In the Post-Colonial United States, hunting has long been framed through a familiar cultural image: the rugged outdoorsman. Outdoor media and hunting culture frequently present the hunter as straight, masculine, and white. The deer camp, the deer blind, and the tree stand have become symbolic spaces where heterosexual masculinity is not just assumed but performed.
But this narrative has never fully captured who actually occupies the woods.
Queer hunters have always existed within rural landscapes. Many of us grew up learning to hunt from family members, inheriting the same traditions that shape rural relationships to land, wildlife, and food. Yet hunting culture often assumes that queerness exists somewhere else—typically imagined as urban, distant from the forests and fields where hunting takes place.
Because of this assumption, queer hunters often move through hunting spaces with a heightened awareness of how identity is read and interpreted. Casual remarks about masculinity or sexuality circulate easily in hunting camps: jokes about “real men,” comments about what hunters are supposed to look like, or the suggestion that queerness has no place in the woods.

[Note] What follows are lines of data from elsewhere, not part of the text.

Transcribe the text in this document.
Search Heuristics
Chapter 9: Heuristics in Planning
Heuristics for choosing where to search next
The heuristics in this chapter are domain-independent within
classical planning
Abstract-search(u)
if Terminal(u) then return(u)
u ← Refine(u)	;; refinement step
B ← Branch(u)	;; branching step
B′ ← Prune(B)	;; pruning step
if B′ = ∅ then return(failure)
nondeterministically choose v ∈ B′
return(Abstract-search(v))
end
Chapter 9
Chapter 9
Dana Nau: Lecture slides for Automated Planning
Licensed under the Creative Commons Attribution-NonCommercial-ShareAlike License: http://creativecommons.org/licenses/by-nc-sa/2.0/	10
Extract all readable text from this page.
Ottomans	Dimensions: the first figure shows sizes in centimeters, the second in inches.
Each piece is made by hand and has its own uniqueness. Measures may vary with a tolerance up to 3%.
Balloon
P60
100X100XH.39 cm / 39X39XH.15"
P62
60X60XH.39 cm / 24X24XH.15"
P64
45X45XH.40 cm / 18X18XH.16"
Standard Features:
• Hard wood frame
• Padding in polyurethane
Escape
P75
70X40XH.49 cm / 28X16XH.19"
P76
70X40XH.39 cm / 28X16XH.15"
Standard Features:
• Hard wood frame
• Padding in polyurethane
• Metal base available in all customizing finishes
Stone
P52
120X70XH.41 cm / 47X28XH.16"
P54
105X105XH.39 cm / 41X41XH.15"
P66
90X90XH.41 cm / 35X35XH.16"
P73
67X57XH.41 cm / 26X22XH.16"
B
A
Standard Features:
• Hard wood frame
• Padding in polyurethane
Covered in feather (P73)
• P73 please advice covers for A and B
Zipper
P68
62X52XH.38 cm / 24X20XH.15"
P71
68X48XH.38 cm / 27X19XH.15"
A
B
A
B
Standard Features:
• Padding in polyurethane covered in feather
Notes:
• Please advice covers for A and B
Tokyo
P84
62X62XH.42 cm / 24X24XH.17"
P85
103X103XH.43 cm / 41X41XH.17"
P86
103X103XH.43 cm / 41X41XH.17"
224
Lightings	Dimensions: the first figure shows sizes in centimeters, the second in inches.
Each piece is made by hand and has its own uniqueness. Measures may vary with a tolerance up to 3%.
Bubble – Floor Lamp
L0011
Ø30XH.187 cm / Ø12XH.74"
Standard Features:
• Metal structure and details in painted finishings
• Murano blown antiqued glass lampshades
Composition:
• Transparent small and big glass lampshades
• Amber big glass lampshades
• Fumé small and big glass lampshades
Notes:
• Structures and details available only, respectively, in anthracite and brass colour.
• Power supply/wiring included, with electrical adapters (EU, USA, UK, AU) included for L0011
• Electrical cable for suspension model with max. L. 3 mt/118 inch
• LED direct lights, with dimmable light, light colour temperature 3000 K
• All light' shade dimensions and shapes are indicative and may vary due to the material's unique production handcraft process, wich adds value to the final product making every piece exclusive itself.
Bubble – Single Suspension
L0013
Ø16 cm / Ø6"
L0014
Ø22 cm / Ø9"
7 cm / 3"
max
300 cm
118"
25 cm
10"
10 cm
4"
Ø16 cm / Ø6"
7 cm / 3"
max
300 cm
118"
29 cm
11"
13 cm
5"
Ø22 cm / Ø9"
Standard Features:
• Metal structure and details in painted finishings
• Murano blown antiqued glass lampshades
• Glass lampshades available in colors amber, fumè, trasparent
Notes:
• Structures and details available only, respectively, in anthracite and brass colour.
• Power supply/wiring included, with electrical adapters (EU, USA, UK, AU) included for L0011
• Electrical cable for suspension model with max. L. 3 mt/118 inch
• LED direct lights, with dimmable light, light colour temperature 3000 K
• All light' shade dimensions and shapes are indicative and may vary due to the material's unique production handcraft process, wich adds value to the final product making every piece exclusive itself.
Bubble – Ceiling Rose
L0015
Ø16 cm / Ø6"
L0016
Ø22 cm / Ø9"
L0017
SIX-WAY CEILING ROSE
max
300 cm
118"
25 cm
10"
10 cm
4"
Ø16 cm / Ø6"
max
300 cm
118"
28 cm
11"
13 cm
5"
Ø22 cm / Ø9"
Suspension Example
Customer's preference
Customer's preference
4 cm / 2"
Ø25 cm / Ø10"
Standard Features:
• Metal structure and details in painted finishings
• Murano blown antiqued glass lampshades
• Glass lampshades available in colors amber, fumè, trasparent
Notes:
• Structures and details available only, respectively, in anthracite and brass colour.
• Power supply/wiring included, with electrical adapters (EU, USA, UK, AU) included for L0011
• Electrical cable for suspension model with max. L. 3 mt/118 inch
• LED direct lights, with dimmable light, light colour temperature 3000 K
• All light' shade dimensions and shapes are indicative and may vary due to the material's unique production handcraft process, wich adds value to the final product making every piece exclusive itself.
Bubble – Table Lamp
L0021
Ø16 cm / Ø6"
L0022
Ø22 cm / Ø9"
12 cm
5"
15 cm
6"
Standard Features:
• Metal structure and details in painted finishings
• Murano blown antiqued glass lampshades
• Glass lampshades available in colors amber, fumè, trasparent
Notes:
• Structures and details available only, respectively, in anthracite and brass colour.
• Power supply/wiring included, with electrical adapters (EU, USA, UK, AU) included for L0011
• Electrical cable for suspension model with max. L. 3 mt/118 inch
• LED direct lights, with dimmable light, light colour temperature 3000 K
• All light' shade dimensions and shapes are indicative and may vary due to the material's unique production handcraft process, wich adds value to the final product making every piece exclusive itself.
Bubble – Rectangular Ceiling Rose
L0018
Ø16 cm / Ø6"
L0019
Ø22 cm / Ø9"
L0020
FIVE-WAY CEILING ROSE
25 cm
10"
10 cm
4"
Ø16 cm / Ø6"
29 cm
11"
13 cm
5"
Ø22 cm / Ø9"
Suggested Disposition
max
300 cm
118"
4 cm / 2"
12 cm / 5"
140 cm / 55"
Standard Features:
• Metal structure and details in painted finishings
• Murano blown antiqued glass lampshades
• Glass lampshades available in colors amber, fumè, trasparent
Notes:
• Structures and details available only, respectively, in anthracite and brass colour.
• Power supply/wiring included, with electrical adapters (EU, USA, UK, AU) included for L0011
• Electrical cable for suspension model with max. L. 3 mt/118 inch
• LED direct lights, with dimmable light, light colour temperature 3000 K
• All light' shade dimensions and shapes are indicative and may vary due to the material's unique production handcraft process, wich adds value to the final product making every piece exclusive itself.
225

Outdoor writer David Stalling described this cultural tension when reflecting on reactions to the film Brokeback Mountain. In response to the idea that cowboys—or men who work and live in rural landscapes—could be gay, one critic insisted that “No good, God-fearing Wyoming cowboy would engage in homosexual behavior” (Stalling, 2006). The comment reveals how strongly heterosexual masculinity is embedded in the mythology of the American outdoors.
Yet the presence of queer hunters complicates this mythology.
For me, hunting has always been part of how I understand landscape. Sitting quietly in a tree stand before sunrise, listening to the landscape wake up, I experience the same rhythms of season, animal movement, and weather that generations of hunters have observed. My relationship to the land is not separate from my identity as a queer person—it is shaped by it.
Queerness carries a particular way of seeing.
Queer people often move through the world with an awareness of hidden histories and layered identities, recognizing that spaces frequently contain stories that dominant narratives overlook. When queer hunters enter the woods, we bring that perspective with us. The landscape becomes not just a site of tradition but also a place where inherited cultural narratives can be questioned and reimagined.
In this sense, queerness introduces new energies into hunting culture.
Rather than reinforcing rigid ideas about masculinity, queer hunters can shift the meaning of hunting toward relationships—between humans and ecosystems, between bodies and landscapes, and between tradition and change. The act of hunting remains the same but the cultural story surrounding those actions begins to expand.
The woods, after all, are not static. They are living ecosystems constantly reshaped by movement, adaptation, and survival.
Queer hunters participate in that process of transformation. Our presence suggests that hunting does not belong to one identity or one version of masculinity. Instead, it belongs to those who engage deeply with the land and the responsibilities that come with it.
If the future of hunting in America continues to evolve, it may be shaped not only by tradition but by the voices that were once expected to remain silent.
Queer hunters are part of that future.
And perhaps our presence reveals something that has always been true: the woods were never as straight as we were told.